What is it with the Prime Minister?

Yesterday was the 30th anniversary of the repatriation of our Canadian Constitution (which includes Canada's Charter of Rights and Freedom). Mr. Harper overlooked the 25th anniversary (given the benefit of the doubt because his government was new/inexperienced.) Yet yesterday, once again the anniversary date was overlooked (a press release doesn't cut it.) Why? (As a point of pride, the 1997 South African Constitution promulgated by Nelson Mandela, was framed on our 1982 document. In 2001, another Calgary Reform MP voted against making Nelson Mandela an honorary citizen of Canada). Anti-Liberal pique? Sadly not, Harper dislikes anything “Before/Not Harper.” The fiftieth anniversary of Diefenbaker's “Bill of Rights” was snubbed back in August 2010. Why is it not a surprise Mr. Harper ordered removal of previous Progressive Conservative Prime Ministerial portraits, from Sir John A. MacDonald to Brian Mulroney from the Parliamentary Conservative caucus rooms in order to replace them with his own photographs. The minority government of Lester Pearson convinced Parliamentarians to remove “Royal” from the Canadian military. This was not an anti-monarchist spite.

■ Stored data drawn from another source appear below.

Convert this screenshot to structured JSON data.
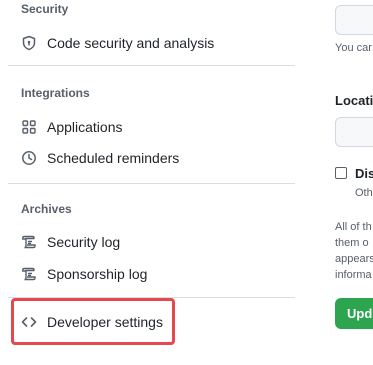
{
  "sidebar": {
    "security": {
      "title": "Security",
      "items": [
        {
          "label": "Code security and analysis",
          "icon": "shield-icon"
        }
      ]
    },
    "integrations": {
      "title": "Integrations",
      "items": [
        {
          "label": "Applications",
          "icon": "apps-icon"
        },
        {
          "label": "Scheduled reminders",
          "icon": "clock-icon"
        }
      ]
    },
    "archives": {
      "title": "Archives",
      "items": [
        {
          "label": "Security log",
          "icon": "log-icon"
        },
        {
          "label": "Sponsorship log",
          "icon": "log-icon"
        }
      ]
    },
    "developer": {
      "label": "Developer settings",
      "icon": "code-icon"
    },
    "highlight_color": "#e5484d"
  },
  "main": {
    "helper_text": "You car",
    "location_label": "Locati",
    "checkbox_label": "Dis",
    "checkbox_sub": "Oth",
    "paragraph": [
      "All of th",
      "them o",
      "appears",
      "informa"
    ],
    "update_button": "Upd",
    "button_color": "#2da44e"
  }
}
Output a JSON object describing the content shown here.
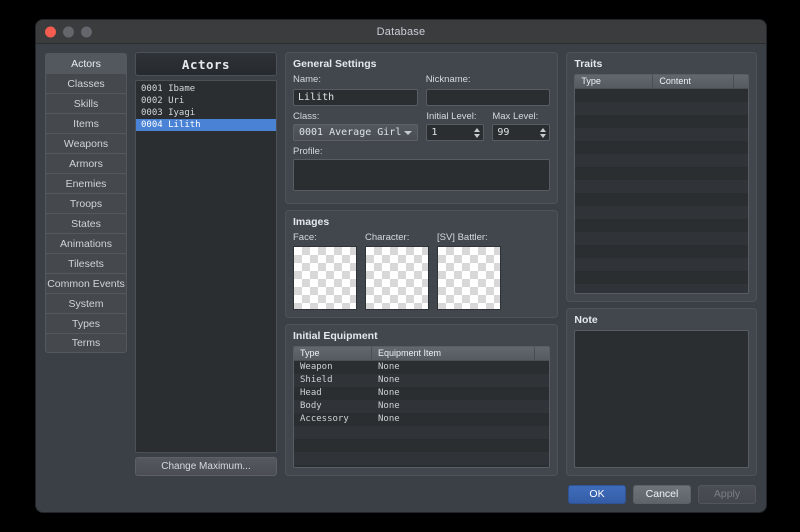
{
  "window": {
    "title": "Database",
    "traffic_lights": [
      "close",
      "minimize",
      "maximize"
    ]
  },
  "sidebar": {
    "items": [
      {
        "label": "Actors",
        "active": true
      },
      {
        "label": "Classes",
        "active": false
      },
      {
        "label": "Skills",
        "active": false
      },
      {
        "label": "Items",
        "active": false
      },
      {
        "label": "Weapons",
        "active": false
      },
      {
        "label": "Armors",
        "active": false
      },
      {
        "label": "Enemies",
        "active": false
      },
      {
        "label": "Troops",
        "active": false
      },
      {
        "label": "States",
        "active": false
      },
      {
        "label": "Animations",
        "active": false
      },
      {
        "label": "Tilesets",
        "active": false
      },
      {
        "label": "Common Events",
        "active": false
      },
      {
        "label": "System",
        "active": false
      },
      {
        "label": "Types",
        "active": false
      },
      {
        "label": "Terms",
        "active": false
      }
    ]
  },
  "actor_list": {
    "header": "Actors",
    "items": [
      {
        "text": "0001 Ibame",
        "selected": false
      },
      {
        "text": "0002 Uri",
        "selected": false
      },
      {
        "text": "0003 Iyagi",
        "selected": false
      },
      {
        "text": "0004 Lilith",
        "selected": true
      }
    ],
    "change_maximum_label": "Change Maximum..."
  },
  "general_settings": {
    "title": "General Settings",
    "name_label": "Name:",
    "name_value": "Lilith",
    "nickname_label": "Nickname:",
    "nickname_value": "",
    "class_label": "Class:",
    "class_value": "0001 Average Girl",
    "initial_level_label": "Initial Level:",
    "initial_level_value": "1",
    "max_level_label": "Max Level:",
    "max_level_value": "99",
    "profile_label": "Profile:",
    "profile_value": ""
  },
  "images": {
    "title": "Images",
    "slots": [
      {
        "label": "Face:",
        "value": ""
      },
      {
        "label": "Character:",
        "value": ""
      },
      {
        "label": "[SV] Battler:",
        "value": ""
      }
    ]
  },
  "initial_equipment": {
    "title": "Initial Equipment",
    "columns": [
      "Type",
      "Equipment Item"
    ],
    "rows": [
      {
        "type": "Weapon",
        "item": "None"
      },
      {
        "type": "Shield",
        "item": "None"
      },
      {
        "type": "Head",
        "item": "None"
      },
      {
        "type": "Body",
        "item": "None"
      },
      {
        "type": "Accessory",
        "item": "None"
      }
    ]
  },
  "traits": {
    "title": "Traits",
    "columns": [
      "Type",
      "Content"
    ],
    "rows": []
  },
  "note": {
    "title": "Note",
    "value": ""
  },
  "footer": {
    "ok_label": "OK",
    "cancel_label": "Cancel",
    "apply_label": "Apply"
  },
  "colors": {
    "selection_blue": "#4a82d6",
    "primary_button": "#355da6",
    "window_bg": "#3b4046",
    "field_bg": "#2b2e31"
  }
}
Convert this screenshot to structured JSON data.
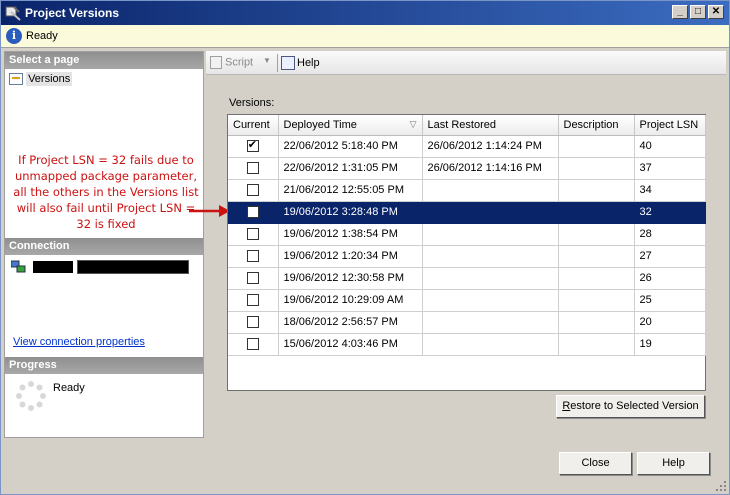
{
  "window": {
    "title": "Project Versions"
  },
  "status": {
    "text": "Ready"
  },
  "left": {
    "select_page_header": "Select a page",
    "page_item": "Versions",
    "annotation": "If Project LSN = 32 fails due to unmapped package parameter, all the others in the Versions list will also fail until Project LSN = 32 is fixed",
    "connection_header": "Connection",
    "connection_link": "View connection properties",
    "progress_header": "Progress",
    "progress_text": "Ready"
  },
  "toolbar": {
    "script_label": "Script",
    "help_label": "Help"
  },
  "versions": {
    "label": "Versions:",
    "columns": [
      "Current",
      "Deployed Time",
      "Last Restored",
      "Description",
      "Project LSN"
    ],
    "rows": [
      {
        "current": true,
        "deployed": "22/06/2012 5:18:40 PM",
        "restored": "26/06/2012 1:14:24 PM",
        "description": "",
        "lsn": "40",
        "selected": false
      },
      {
        "current": false,
        "deployed": "22/06/2012 1:31:05 PM",
        "restored": "26/06/2012 1:14:16 PM",
        "description": "",
        "lsn": "37",
        "selected": false
      },
      {
        "current": false,
        "deployed": "21/06/2012 12:55:05 PM",
        "restored": "",
        "description": "",
        "lsn": "34",
        "selected": false
      },
      {
        "current": false,
        "deployed": "19/06/2012 3:28:48 PM",
        "restored": "",
        "description": "",
        "lsn": "32",
        "selected": true
      },
      {
        "current": false,
        "deployed": "19/06/2012 1:38:54 PM",
        "restored": "",
        "description": "",
        "lsn": "28",
        "selected": false
      },
      {
        "current": false,
        "deployed": "19/06/2012 1:20:34 PM",
        "restored": "",
        "description": "",
        "lsn": "27",
        "selected": false
      },
      {
        "current": false,
        "deployed": "19/06/2012 12:30:58 PM",
        "restored": "",
        "description": "",
        "lsn": "26",
        "selected": false
      },
      {
        "current": false,
        "deployed": "19/06/2012 10:29:09 AM",
        "restored": "",
        "description": "",
        "lsn": "25",
        "selected": false
      },
      {
        "current": false,
        "deployed": "18/06/2012 2:56:57 PM",
        "restored": "",
        "description": "",
        "lsn": "20",
        "selected": false
      },
      {
        "current": false,
        "deployed": "15/06/2012 4:03:46 PM",
        "restored": "",
        "description": "",
        "lsn": "19",
        "selected": false
      }
    ]
  },
  "buttons": {
    "restore_prefix": "R",
    "restore_rest": "estore to Selected Version",
    "close": "Close",
    "help": "Help"
  },
  "colors": {
    "selection": "#0a246a",
    "annotation": "#cc1111",
    "titlebar": "#0a246a"
  }
}
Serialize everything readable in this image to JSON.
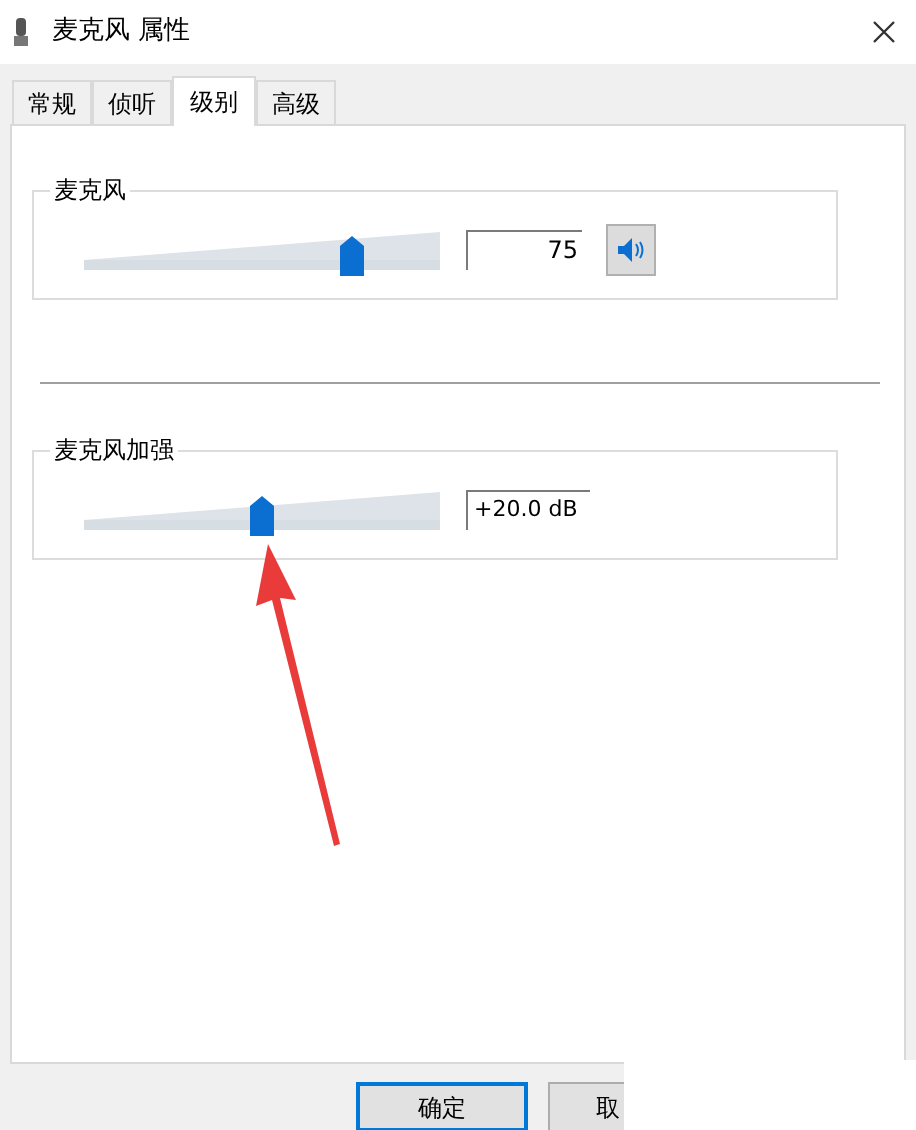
{
  "window": {
    "title": "麦克风 属性"
  },
  "tabs": [
    {
      "label": "常规",
      "selected": false
    },
    {
      "label": "侦听",
      "selected": false
    },
    {
      "label": "级别",
      "selected": true
    },
    {
      "label": "高级",
      "selected": false
    }
  ],
  "groups": [
    {
      "kind": "volume",
      "title": "麦克风",
      "level": 0.75,
      "value": "75"
    },
    {
      "kind": "boost",
      "title": "麦克风加强",
      "level": 0.5,
      "value": "+20.0 dB"
    }
  ],
  "buttons": [
    {
      "label": "确定",
      "selected": true
    },
    {
      "label": "取",
      "selected": false
    }
  ]
}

It was a declaration to our role around the world, that we were an independent country, not a colony of Great Britain. Mr. Harper reversed this, without debate. Great idea? Two words: King Charles. So what's next? Expatriate the Canadian Constitution back to Westminster? Re-introduce the Royal Ensign in place of the Canadian Maple Leaf? Debates? “Suck it up buttercup, we won.” If any Liberal Prime Minister had ever refused to celebrate Canada Day because a Conservative Prime Minister signed us into Confederation, the national press would have gone ballistic. Yesterday, barely even a peep. This is beyond small-town cheap.